While the aforementioned scenes of Darcy collecting ambient sounds are a worthwhile introduction (à la “Upstream Color”), the film’s acoustic curiosities seldom translate visually. The boy, for instance, is a rabbit trapper who insists upon gifting his new parental stand-ins with his catch, whether they like it or not. They’re none too pleased, but the blood and bone of it all is never quite unnerving, and rare are the moments that the movie holds on an insert of something chilling, or even a reaction shot of Daphne or Darcy responding in terror — or even mild discomfort. Beyond a point, the story is all implication by way of mundane suggestion, rather than chilling possibility.

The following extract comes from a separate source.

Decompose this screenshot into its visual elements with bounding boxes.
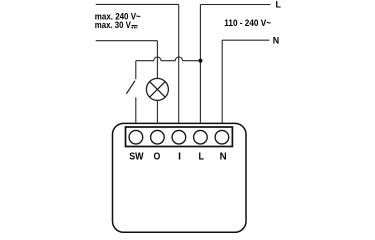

The movie’s polyphonic introduction is also not sustained. Its unique aural qualities (and the couple’s acoustic fixations) fall quickly by the wayside, making its very premise feel perfunctory. For a film in which experimental music — built from bits and pieces of nature, twisted and bastardized — plays such a central role, the overarching approach to “Rabbit Trip” is disappointingly straightforward, and surprisingly literal, despite its third-act transition towards magical, symbolic territory.

The result, unfortunately, involves meting out meaning in logistical fashion. The film’s barely-hidden secrets float just beneath the surface of a pool with no ripples — without meaningful texture to complicate or disguise its themes, or turn their unveiling into an emotionally-driven experience.